Investigation of the effect of anticoagulant usage in the flow diverter stent treatment of the patient-specific cerebral aneurysm using the Lagrangian coherent structures

• Published in: Journal of clinical neuroscience Vol. 94; pp. 86 - 93
• Main Authors: Tercanlı, Muhammed Furkan, Olcay, Ali Bahadır, Mutlu, Onur, Bilgin, Cem, Hakyemez, Bahattin
• Format: Journal Article
• Language: English
• Published: Elsevier Ltd 01.12.2021
• Subjects: Anticoagulants; Computational fluid dynamics; Flow diverter; Lagrangian coherent structures; Warfarin; Flow diverter; Anticoagulants; Warfarin; Lagrangian coherent structures; Computational fluid dynamics
• ISSN: 0967-5868; 1532-2653
• DOI: 10.1016/j.jocn.2021.10.007

•Anticoagulant usage in FD treatment affects hemodynamics at the aneurysm site.•CFD and LCS methods can provide how blood particles move with and without warfarin.•The warfarin decreased blood viscosity allowing more blood flow to enter inside the sac.•Only 12% of the seeded fluid particles stayed inside the sac for blood with warfarin case.
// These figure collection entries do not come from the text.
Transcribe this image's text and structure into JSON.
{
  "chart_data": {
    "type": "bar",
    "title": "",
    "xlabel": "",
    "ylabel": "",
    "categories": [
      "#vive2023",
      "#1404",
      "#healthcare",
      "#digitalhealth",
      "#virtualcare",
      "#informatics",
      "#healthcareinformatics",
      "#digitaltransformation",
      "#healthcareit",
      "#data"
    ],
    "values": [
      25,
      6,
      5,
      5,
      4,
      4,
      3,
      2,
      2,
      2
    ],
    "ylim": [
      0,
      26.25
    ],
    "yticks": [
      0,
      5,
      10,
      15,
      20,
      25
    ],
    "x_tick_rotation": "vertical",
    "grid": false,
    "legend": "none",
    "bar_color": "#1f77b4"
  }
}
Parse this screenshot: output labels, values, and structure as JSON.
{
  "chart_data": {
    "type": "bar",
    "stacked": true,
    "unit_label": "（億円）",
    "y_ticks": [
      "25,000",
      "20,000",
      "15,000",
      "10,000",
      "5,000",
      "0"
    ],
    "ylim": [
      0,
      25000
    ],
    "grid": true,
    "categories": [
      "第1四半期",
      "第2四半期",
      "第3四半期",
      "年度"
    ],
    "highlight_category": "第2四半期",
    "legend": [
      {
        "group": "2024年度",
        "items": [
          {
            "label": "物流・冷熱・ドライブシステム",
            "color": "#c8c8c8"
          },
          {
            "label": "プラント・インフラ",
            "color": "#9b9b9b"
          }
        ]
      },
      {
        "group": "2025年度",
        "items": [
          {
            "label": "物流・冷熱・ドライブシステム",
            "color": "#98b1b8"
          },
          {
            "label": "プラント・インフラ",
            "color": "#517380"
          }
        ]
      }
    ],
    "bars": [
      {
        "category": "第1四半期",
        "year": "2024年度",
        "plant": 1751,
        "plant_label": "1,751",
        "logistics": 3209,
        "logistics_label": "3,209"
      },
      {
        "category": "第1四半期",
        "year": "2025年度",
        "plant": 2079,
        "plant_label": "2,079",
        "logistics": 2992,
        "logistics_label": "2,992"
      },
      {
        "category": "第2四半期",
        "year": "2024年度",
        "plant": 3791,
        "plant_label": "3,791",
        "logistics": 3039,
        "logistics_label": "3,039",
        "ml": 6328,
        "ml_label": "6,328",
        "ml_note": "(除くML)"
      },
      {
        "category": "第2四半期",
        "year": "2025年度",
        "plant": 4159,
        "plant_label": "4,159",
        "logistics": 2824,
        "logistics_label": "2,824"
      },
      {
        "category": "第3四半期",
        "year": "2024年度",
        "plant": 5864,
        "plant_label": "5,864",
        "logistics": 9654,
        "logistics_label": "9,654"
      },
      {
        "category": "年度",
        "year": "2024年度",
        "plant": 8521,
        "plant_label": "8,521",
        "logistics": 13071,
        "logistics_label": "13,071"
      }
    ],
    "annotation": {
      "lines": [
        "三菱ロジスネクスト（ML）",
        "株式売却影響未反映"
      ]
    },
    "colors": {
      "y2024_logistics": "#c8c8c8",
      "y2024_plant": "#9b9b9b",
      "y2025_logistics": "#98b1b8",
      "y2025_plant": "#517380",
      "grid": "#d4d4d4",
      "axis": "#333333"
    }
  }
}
Anticoagulants are prescribed to the flow diverter treated patients to diminish the risk of embolism in the arteries. In the present study, digital subtraction angiography images of a 49-year-old female patient with a left paraophthalmic aneurysm were used to build a numerical model to investigate the effect of an anticoagulant on hemodynamics at the aneurysm site. The Carreau-Yasuda viscosity model was utilized to define blood viscosity, and the coefficients of the viscosity model were updated based on the usage of warfarin. The five-cardiac cycle-long numerical simulations were performed, and Lagrangian coherent structures, hyperbolic time, and fluid particle analyses were also employed in the numerical models. These analyses allowed us to evaluate the formation of stagnated regions, recirculation zones, and the number of jailed particles inside the aneurysm sac following a flow diverter placement. It is realized that anticoagulant use caused blood to be less viscous, yielding a substantial amount of incoming blood flow to enter the aneurysm sac. Only 12% of the nearly 25,000 fluid particles seeded from the artery inlet have stayed inside the sac. Furthermore, the deviation between warfarin added blood and normal blood flow becomes more extensive, with every heartbeat undermining the effectiveness of patient-specific CFD models when the use of anticoagulants is overlooked in the viscosity models.